Scientists say a sustained increase in temperature change is likely to continue disrupting the global climate, increasing the intensity of storms, potentially drying up farmlands and raising ocean levels, among other things.
Michel Jarraud, the World Meteorological Organization secretary-general, said the warming and increased storm activity could not be attributed to any particular cause, but was part of a global warming trend that was likely to continue.
Scientists have reported that temperatures across the globe rose an average of 1 degree over the past century with the rate of change since 1976 at roughly three times that over the past 100 years.
The World Meteorological Organization said it expected Earth's average surface temperature to rise 0.8 degrees above the normal 57 degrees Fahrenheit in 2004, adding this year to a recent pattern that included the four warmest years on record, with the hottest being 1998.

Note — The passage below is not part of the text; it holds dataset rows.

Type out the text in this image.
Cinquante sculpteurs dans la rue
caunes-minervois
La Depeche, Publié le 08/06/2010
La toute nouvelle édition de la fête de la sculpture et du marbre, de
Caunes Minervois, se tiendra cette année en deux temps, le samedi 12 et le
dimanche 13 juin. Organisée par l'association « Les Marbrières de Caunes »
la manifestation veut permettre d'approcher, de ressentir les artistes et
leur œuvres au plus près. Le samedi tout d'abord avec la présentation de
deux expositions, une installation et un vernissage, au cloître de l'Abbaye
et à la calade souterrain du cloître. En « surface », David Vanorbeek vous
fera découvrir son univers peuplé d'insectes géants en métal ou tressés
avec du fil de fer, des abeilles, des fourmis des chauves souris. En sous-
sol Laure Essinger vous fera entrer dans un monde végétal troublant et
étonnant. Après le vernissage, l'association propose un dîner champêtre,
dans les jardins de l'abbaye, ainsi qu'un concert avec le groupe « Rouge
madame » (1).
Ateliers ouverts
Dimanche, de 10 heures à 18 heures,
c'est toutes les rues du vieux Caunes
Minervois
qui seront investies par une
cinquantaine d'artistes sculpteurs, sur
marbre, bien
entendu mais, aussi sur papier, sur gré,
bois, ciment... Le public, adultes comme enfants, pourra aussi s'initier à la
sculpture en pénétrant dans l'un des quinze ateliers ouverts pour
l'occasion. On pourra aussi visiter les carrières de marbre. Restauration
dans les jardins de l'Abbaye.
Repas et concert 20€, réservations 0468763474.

During the summer, heat waves in southern Europe pushed temperatures to near-record highs in southern Spain, Portugal and Romania, where thermostats peaked at 104 degrees.
The extreme weather of 2004 extended to storms.
The Caribbean had four hurricanes that reached Category 4 or 5 status, those capable of causing extreme and catastrophic damage. It was only the fourth time in recent history that so many were recorded.
Jarraud said the high temperatures like those seen in parts of Europe this year were expected to inch up in the coming years.